Aber Furcht hat lange schon das Umfeld körperlicher Bedrohung verlassen. Es gibt die Furcht vor dem Unsichtbaren, dem Irrationalen. Es gibt die Furcht vor dem Chef, dem Vater, dem Nachbarn, die durch Vorstellungen und Gedanken wachgerufen wird. Und diese Furcht soll uns im Alltag veranlassen, Konflikte zu vermeiden – mit dem Unsichtbaren, dem Irrationalen, dem Chef, dem Vater, dem Nachbarn, denn diese Furchtmacher senden eine Botschaft – Du wirst verlieren. Die Furcht resultiert aus der Erwartung einer Niederlage und der damit verbundenen negativen Folgen.

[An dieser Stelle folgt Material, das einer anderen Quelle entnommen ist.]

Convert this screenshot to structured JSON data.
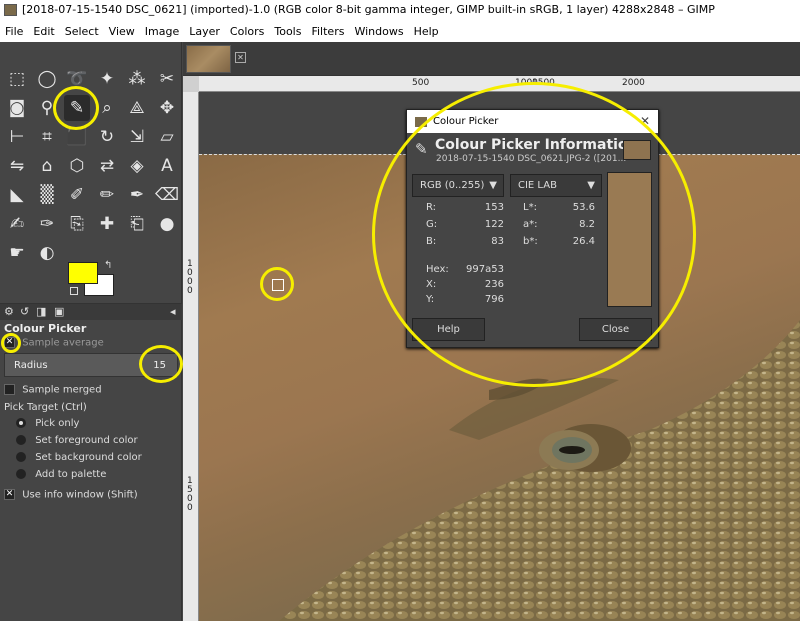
{
  "window": {
    "title": "[2018-07-15-1540 DSC_0621] (imported)-1.0 (RGB color 8-bit gamma integer, GIMP built-in sRGB, 1 layer) 4288x2848 – GIMP"
  },
  "menubar": [
    "File",
    "Edit",
    "Select",
    "View",
    "Image",
    "Layer",
    "Colors",
    "Tools",
    "Filters",
    "Windows",
    "Help"
  ],
  "tool_icons": [
    "rect-select",
    "ellipse-select",
    "free-select",
    "fuzzy-select",
    "by-color-select",
    "scissors-select",
    "foreground-select",
    "paths",
    "color-picker",
    "zoom",
    "measure",
    "move",
    "align",
    "crop",
    "unified-transform",
    "rotate",
    "scale",
    "shear",
    "flip",
    "perspective",
    "cage-transform",
    "warp-transform",
    "handle-transform",
    "text",
    "bucket-fill",
    "gradient",
    "paintbrush",
    "pencil",
    "airbrush",
    "eraser",
    "ink",
    "mypaint-brush",
    "clone",
    "heal",
    "perspective-clone",
    "blur-sharpen",
    "smudge",
    "dodge-burn"
  ],
  "fg_color": "#ffff00",
  "bg_color": "#ffffff",
  "tool_options": {
    "title": "Colour Picker",
    "sample_average": "Sample average",
    "radius_label": "Radius",
    "radius_value": "15",
    "sample_merged": "Sample merged",
    "pick_target": "Pick Target  (Ctrl)",
    "targets": [
      "Pick only",
      "Set foreground color",
      "Set background color",
      "Add to palette"
    ],
    "use_info_window": "Use info window  (Shift)"
  },
  "rulers": {
    "h_ticks": [
      "500",
      "1000",
      "1500",
      "2000"
    ],
    "v_ticks": [
      "1000",
      "1500"
    ]
  },
  "dialog": {
    "title": "Colour Picker",
    "heading": "Colour Picker Information",
    "subtitle": "2018-07-15-1540 DSC_0621.JPG-2 ([201...",
    "left_mode": "RGB (0..255)",
    "right_mode": "CIE LAB",
    "rgb": [
      {
        "k": "R:",
        "v": "153"
      },
      {
        "k": "G:",
        "v": "122"
      },
      {
        "k": "B:",
        "v": "83"
      }
    ],
    "lab": [
      {
        "k": "L*:",
        "v": "53.6"
      },
      {
        "k": "a*:",
        "v": "8.2"
      },
      {
        "k": "b*:",
        "v": "26.4"
      }
    ],
    "info": [
      {
        "k": "Hex:",
        "v": "997a53"
      },
      {
        "k": "X:",
        "v": "236"
      },
      {
        "k": "Y:",
        "v": "796"
      }
    ],
    "swatch_color": "#997a53",
    "help": "Help",
    "close": "Close"
  },
  "highlight_color": "#f6ee00"
}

Was, wenn ich unbesiegbar wäre, wenn es keine Niederlage gäbe und damit auch keine negativen Folgen, dann wäre ich wäre frei von Furcht. Frei von Furcht könnte ich mich unbefangen und unbekümmert entscheiden.
Und hier setzt die Meditationsübung an. Ich bereite mich auf die Meditation vor.
Die Übung heißt Erdvertrauen: Ich stelle mir vor die Erdkugel zu sein und drehe mich um meine Achse, ich spüre die Ozeane, die Berge, die Polkappen. Alles greift ineinander, wo Mangel entsteht, entsteht an anderer Stelle Überfluss. Die Erde kennt kein Mein und Dein. Alles auf der Erde lebt und ist in Bewegung. Ich bin in Bewegung vom Mangel zum Überfluss. Die Übung wird abgeschlossen mit dem Bild vom Übenden, der aus dem Wasser steigt.
Nach der Übung ist dem Übenden klarer, dass Furcht von den Bildern anderer Menschen übertragenwerden kann. Von diesen Bildern kann der Übende loslassen und sich der Erde zuwenden.
Die Erde zeigt mir, dass auf ihr Platz und Überfluss für alle da ist, ja mehr noch - jeder Mensch ist Teil des Überflusses. Wir brauchen unsere Mitmenschen nicht fürchten. Sie beschenken uns, wenn wir keine Furcht vor ihnen haben.